Pétain a été frappé d’indignité nationale. Cette peine est rétroactive. Peu importe que Petain ait été un héros de la première guerre, maréchal de France ou académicien, la Nation a jeté sur lui le voile noir qu’il avait jeté lui-même sur notre pays, profitant de son prestige gagné en 1917 pour enfermer la France dans la collaboration et les juifs dans les camps. Juridiquement l’indignité nationale lui a fait perdre toutes ses distinctions passées.

Le Président de la République doit porter ces seuls faits. Les historiens peuvent disserter sur le sujet à l’envie, la Nation et ses représentants doivent conserver sur Pétain le silence du déshonneur.

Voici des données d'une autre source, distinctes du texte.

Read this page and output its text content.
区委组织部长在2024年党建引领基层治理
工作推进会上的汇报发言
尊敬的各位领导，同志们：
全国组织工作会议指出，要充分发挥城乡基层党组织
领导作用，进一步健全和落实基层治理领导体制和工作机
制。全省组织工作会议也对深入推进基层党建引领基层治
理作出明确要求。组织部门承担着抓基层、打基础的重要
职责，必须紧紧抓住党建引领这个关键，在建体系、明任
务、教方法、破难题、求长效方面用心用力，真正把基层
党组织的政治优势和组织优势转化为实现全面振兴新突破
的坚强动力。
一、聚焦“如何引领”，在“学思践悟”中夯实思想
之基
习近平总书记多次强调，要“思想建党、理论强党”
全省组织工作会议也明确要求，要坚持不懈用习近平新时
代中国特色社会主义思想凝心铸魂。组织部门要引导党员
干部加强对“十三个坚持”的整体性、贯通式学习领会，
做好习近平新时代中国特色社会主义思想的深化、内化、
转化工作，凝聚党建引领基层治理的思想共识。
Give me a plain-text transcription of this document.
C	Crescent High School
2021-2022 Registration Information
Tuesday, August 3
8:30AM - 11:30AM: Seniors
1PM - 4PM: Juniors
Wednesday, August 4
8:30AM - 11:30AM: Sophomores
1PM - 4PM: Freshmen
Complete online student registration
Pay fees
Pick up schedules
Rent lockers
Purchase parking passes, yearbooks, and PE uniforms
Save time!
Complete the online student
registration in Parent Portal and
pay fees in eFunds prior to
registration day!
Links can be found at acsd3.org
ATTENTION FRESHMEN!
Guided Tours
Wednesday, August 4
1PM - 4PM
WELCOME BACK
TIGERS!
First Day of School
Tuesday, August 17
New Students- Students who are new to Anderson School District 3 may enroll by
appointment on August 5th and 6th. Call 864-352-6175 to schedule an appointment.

Notre émoi est d’autant plus légitime que la bête immonde de l’extrême droite frappe toujours à la porte. Citer Pétain au plus haut niveau de l’État, c’est risquer d’encourager les nazillons à ressortir leurs chants de mort et leur négationnisme. Et Zemmour, qui n’est pas à une falsification près, se répand sur les plateaux télé pour dire à quel point le Président de la République a raison…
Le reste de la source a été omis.